Cool, making progress. Now we need to open another terminal window and another shell to the docker container. The more I played with this, the less it felt like this was the correct path though. This is just seeming more complicated than I would expect for one of the most defeated hack the box rooms.
It’s a new day and I need to recalibrate. I did some guided mode questions to get me back on track. This helped, but I am kicking myself right now. The guided questions have us trying the default raspberry pi credentials to get access. I was frustrated to see this as I had tried to log into /admin using this already. When I tried this again it still didn’t work.
That’s when I realized what I did wrong. This device is a pi-hole, which means it is likely running on a raspberry pi. I don’t need to log into pi-hole, I needed to use the default credentials to ssh into the pi.

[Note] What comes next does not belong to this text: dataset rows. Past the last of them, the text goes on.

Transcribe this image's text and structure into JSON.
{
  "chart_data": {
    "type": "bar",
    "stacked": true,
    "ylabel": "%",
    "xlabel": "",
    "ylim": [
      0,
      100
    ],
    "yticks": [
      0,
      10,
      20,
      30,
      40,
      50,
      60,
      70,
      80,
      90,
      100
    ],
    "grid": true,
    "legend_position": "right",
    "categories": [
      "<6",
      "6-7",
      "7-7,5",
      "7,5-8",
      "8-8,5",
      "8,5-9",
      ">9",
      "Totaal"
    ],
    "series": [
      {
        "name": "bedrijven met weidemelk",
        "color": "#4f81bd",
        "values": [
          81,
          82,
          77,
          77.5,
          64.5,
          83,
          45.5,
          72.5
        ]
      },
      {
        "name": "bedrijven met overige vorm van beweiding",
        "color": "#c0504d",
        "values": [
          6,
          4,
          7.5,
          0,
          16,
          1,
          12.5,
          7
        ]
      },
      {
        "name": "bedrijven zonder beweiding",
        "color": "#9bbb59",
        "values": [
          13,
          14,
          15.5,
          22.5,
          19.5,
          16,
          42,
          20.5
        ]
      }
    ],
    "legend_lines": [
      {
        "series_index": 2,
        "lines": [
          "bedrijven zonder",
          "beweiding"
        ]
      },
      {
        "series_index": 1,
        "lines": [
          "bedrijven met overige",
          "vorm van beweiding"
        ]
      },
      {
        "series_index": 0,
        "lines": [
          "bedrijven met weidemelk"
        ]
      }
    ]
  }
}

I really should have gotten that on my own, but it’s moments like these that stick with you. I updated my personal notes to mention checking for default ssh credentials to things like pi’s. In hindsight, this should have been obvious given that Mirai took advantage of IoT devices using default credentials.
Checking the sudo rights for our pi user shows that we can run anything as root. That’s seems too easy, and looking for our root flag proves that to be true.
We found the location of the USB but still no luck.
We now need to find a backup of root.txt it seems. I first checked cron jobs to see if there was a task backing this file up somewhere. Looking at the drive info, I see mention of a SquashFS. I’ve never heard of it, but FS could mean File System so I gave it a google.
Thanks google, lets see how we can make use of this SquashFS file and see if it contains our final flag. This folder is already mounted so we can view the files as is. I’m running into permission issues when trying to access /root though and chmod seems to not work. I then tried to change the file permissions using unsquashfs, but its not installed. It then occurred to me I could change root’s password, switch to root, then view the files I don’t have access to!
While that got me access to /root, it didn’t have the flag. Maybe the USB was backed up too though? Nope, nothing in /media either. I started poking around some more and found another filesystem.squashfs file, so I think I need to get this to my machine and try to view the contents.
I don’t fully know what I’m doing so I am just googling any questions I have as I try to access the squashfs file.
After a bit more poking around I decided I needed to refer to the guided mode questions again. Catching up to where we are, they are saying to run strings against the mount point of the drive. I hadn’t know this was possible before now. I knew the concept of files not being immediately deleted but not that we could access in memory data for a mounted drive by reading the contents of the mount point.
This one was a whirlwind, I really went all over the place. A couple good lessons here though. First, I should have tried those default ssh credentials against SSH and not just for the pi-hole login. Second, we can possibly recover some deleted data from memory by running strings against a drive’s mount point.
That feels a bit more obscure but this is supposed to be an easy room, so maybe not. Either way, very fun room and I even got some good docker experience out of it. Even if I didn’t end up using it haha.